Pasal 830 KUHPerdata menyatakan “Pewarisan hanya berlangsung karena kematian”.
Jadi, harta peninggalan baru terbuka jika si pewaris telah meninggal dunia saat ahli waris masih hidup ketika harta warisan terbuka.
Menurut undang-undang yang berhak untuk menjadi ahli waris ialah, para keluarga sedarah, baik sah, maupun luar kawin dan si suami atau istri yang hidup terlama. Bilamana baik keluarga sedarah, maupun si yang hidup terlama di antara suami istri, tidak ada, maka segala harta peninggalan si yang meninggal, menjadi milik negara, yang mana berwajib akan melunasi segala utangnya, sekadar harga harta peninggalan mencukupi untuk itu.
Tiap-tiap waris berhak memajukan gugatan guna memperjuangkan hak warisnya, terhadap segala mereka, yang baik atas dasar hak yang sama, baik tanpa dasar sesuatu hak pun menguasai seluruh atau sebagian harta peninggalan, seperti pun terhadap mereka, yang secara licik telah menghentikan penguaaannya.
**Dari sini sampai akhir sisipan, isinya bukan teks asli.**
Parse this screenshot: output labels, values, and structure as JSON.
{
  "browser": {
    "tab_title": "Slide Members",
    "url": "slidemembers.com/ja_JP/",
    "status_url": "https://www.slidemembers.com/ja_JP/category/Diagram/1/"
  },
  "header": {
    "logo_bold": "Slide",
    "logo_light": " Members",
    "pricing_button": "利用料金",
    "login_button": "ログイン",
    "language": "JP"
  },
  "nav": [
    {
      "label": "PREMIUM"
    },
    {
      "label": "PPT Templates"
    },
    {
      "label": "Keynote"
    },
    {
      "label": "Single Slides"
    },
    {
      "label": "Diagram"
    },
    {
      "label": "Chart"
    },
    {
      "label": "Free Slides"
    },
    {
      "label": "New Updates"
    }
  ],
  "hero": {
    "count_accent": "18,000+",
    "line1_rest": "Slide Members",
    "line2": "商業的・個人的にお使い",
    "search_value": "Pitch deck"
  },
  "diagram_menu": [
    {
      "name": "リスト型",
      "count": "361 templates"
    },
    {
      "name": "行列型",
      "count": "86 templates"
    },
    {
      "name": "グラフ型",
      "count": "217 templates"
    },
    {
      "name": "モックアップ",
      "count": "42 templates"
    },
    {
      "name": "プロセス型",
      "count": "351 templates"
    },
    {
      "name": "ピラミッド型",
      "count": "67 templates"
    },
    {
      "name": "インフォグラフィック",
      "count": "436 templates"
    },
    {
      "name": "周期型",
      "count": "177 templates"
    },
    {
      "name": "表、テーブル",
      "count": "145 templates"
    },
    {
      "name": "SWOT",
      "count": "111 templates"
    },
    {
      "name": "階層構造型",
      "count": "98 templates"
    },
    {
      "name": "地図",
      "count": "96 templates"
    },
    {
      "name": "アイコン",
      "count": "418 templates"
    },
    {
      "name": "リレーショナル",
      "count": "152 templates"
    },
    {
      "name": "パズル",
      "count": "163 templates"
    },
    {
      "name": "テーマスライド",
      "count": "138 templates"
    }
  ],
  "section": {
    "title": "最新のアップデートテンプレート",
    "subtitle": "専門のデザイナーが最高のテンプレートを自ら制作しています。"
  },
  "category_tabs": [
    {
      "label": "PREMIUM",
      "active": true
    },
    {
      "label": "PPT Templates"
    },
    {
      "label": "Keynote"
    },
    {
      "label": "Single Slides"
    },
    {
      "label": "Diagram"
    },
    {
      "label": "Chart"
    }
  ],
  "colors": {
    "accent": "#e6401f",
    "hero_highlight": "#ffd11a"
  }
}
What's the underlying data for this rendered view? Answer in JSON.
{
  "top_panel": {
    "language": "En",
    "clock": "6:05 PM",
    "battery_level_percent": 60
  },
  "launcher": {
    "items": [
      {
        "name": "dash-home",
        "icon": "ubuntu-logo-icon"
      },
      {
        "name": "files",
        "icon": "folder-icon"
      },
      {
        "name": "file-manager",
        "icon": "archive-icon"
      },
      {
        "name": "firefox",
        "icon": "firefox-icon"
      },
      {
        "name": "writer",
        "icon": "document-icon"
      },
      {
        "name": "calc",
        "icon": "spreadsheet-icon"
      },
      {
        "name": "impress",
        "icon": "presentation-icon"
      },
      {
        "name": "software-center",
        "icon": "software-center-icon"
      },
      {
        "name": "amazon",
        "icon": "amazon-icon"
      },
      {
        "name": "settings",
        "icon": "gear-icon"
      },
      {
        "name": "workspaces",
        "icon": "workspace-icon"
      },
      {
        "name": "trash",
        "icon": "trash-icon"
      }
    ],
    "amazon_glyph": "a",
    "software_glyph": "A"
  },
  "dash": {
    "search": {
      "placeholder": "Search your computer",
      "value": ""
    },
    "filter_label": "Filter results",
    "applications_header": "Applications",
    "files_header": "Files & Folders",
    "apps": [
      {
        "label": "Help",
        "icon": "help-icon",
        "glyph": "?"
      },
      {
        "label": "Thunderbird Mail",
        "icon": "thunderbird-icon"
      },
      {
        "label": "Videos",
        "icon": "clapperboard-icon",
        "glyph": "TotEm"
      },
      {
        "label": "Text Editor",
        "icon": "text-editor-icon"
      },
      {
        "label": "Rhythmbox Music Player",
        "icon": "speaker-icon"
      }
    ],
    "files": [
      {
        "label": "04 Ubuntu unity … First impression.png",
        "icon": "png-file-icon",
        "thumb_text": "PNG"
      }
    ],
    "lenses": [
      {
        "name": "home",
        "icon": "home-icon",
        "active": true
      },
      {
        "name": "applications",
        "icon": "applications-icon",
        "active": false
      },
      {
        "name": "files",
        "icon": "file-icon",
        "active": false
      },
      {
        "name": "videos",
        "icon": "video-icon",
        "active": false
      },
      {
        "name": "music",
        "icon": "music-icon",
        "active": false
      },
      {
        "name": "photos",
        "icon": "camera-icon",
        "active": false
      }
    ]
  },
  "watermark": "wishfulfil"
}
Ia boleh mengajukan gugatan itu untuk seluruh warisan, jika ia adalah waris satu-satunya, atau hanya untuk sebagian, jika ada beberapa waris lainnya.
Gugatan demikian adalah untuk menuntut supaya diserahkan kepadanya segala apa yang dengan dasar hak apapun juga terkandung dalam warisan beserta segala hasil, pendapatan dang anti rugi terhadap gugatan akan pengembalian barang milik.
Yang tak patut menjadi waris dan karenanya dikecualikan dari pewarisan:
- Mereka yang telah dihukum karena dipersalahkan telah membunuh, atau mencoba membunuh si yang meninggal.
- Mereka yang dengan putusan Hakim pernah dipersalahkan karena secara fitnah telah mengajukan pengaduan terhadap si yang meninggal, ialah suatu pengaduan telah melakukan sesuatu kejahatan yang terancam dengan hukuman penjara lima tahun lamanya atau hukuman yang lebih berat.
- Mereka yang dengan kekerasan atau perbuatan telah mencegah si yang meninggal untuk membuat atau mencabut surat wasiatnya.
- Mereka yang telah menggelapkan, merusak atau memalsukan surat wasiat si yang meninggal.
Tiap tuntutan waris gugur karena kedaluarsa dengan tenggang waktu selama 30 (tiga puluh) tahun.